Iran-US strife highlights how global powers, rather than Iraqis, dominate domestic politics
Iraqis are concerned they might see more violence as the Iran-US conflict plays out in the country.
Three rockets struck the US mission in Baghdad on January 26, with reports of as many three people injured. This falls on the backdrop of rockets targeting Iraq’s Green Zone, which is home to the main US diplomatic presence and the Iraqi government, just five days earlier with only material damage.
That same day, Reuters reports that at least 75 protesters were injured in Nassiriya, 200 miles southeast of the capital.
The rockets fall in Iraq at a time when the country has seen rising violence in the demonstrations that started October 1, as citizens demand reforms to the government, which has been riddled with corruption since the 2003 US-initiated war.
Iraqis have paid a heavy human toll for engaging in civil action. In almost four months, close to 500 demonstrators have been killed.
There is still no new government in Iraq, with prime minister Adil Abdul-Mahdi, who resigned almost two months ago, serving as the interim premier until one is formed.
Last week, protests against the Iraqi elites emerged with increased strength since the US’s targeted assassination in early January of Maj. Gen. Qasem Soleimani, head of Iran’s Quds Force, responsible for the Islamic Republic’s regional proxy wars.
Hundreds took to the streets in recent days despite top Shi’ite cleric Muqtada al-Sadr announcing he was pulling his support for the anti-US marches.
The US’s targeted killing of Soleimani highlights the split in Iraqi society over just how much the world’s superpower should be involved in Baghdad.
“The US presence is one of the most hotly debated issues in Iraq. However, the question is not whether they want them to stay forever or not,” Muhammad Al Waeli, an analyst focusing on leadership and reform in Iraq, told the Media Line. “Rather, some want them out immediately while others think their presence is important now for training or to fight [the Islamic State].”
Soleimani’s death also underscores the degree to which foreign powers, particularly Iran, are involved in Iraqi politics and domestic affairs.
On January 5, just two days after Soleimani was killed, the Iraqi parliament, the majority of whose members are Shi’ites, passed the first reading of a bill that would compel Baghdad to formally demand the exit of the remaining 5,000 US troops. Sunni and Kurdish members largely did not show up for the vote.

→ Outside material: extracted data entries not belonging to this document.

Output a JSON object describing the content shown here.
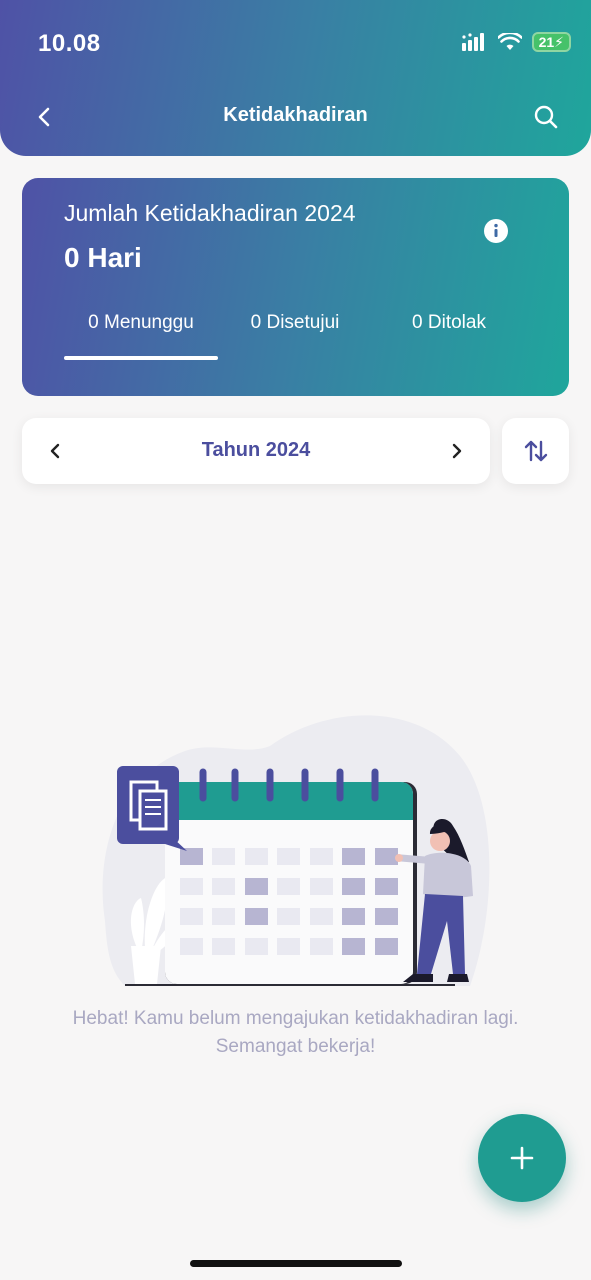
{
  "status_bar": {
    "time": "10.08",
    "battery": "21"
  },
  "header": {
    "title": "Ketidakhadiran"
  },
  "summary": {
    "title": "Jumlah Ketidakhadiran 2024",
    "value": "0 Hari",
    "tabs": [
      {
        "label": "0 Menunggu",
        "active": true
      },
      {
        "label": "0 Disetujui",
        "active": false
      },
      {
        "label": "0 Ditolak",
        "active": false
      }
    ]
  },
  "year_filter": {
    "label": "Tahun 2024"
  },
  "empty_state": {
    "line1": "Hebat! Kamu belum mengajukan ketidakhadiran lagi.",
    "line2": "Semangat bekerja!"
  },
  "colors": {
    "gradient_start": "#4f52a6",
    "gradient_end": "#1fa69c",
    "accent": "#4b4e9e",
    "fab": "#1f9c91"
  },
  "icons": {
    "back": "chevron-left-icon",
    "search": "search-icon",
    "info": "info-icon",
    "prev": "chevron-left-icon",
    "next": "chevron-right-icon",
    "sort": "sort-icon",
    "add": "plus-icon"
  }
}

“Not all Iraqis want them to leave,” Rasti Sahebqran, who has worked with humanitarian groups and the UN, told The Media Line. “Probably the majority wants them to stay. I live in the northern part, which is the Kurdistan region, and it’s all US-friendly,
“Only political parties that are affiliated with Iran,” he added, “are calling for the expulsion of US forces.”
Hasan, an Iraqi from the Al-Qadisiyyah Governorate in south-central Iraq who has participated in the protests, agrees: “The majority of Iraqis want Americans in Iraq as partners and allies.”
However, Hayder Hamzoz, founder and CEO of the Iraqi Network for Social Media (INSM), has a different perspective.
“Most Iraqis want the US to [go], but some of them afraid to [express this] because the US balances out the Iranian-backed militias in Iraq,” he told The Media Line.
Analyst Al Waeli, however, contends that the US presence in Iraq might be motivated by goals other than fighting terrorism.
“Threatening Iraq with sanctions when Iraqis asked them to leave after they were in the country based on official invitation shows that their presence is not at its core related to training or ISIS,” he said.
“Many agree that their presence,” he added, “is directly related to their conflict with Iran. Most Iraqis don’t want their country to become yet again a battlefield for more regional conflict.”
If this were to happen, the US might become the primary unwanted foreign power in Iraq, a title currently reserved for Iran.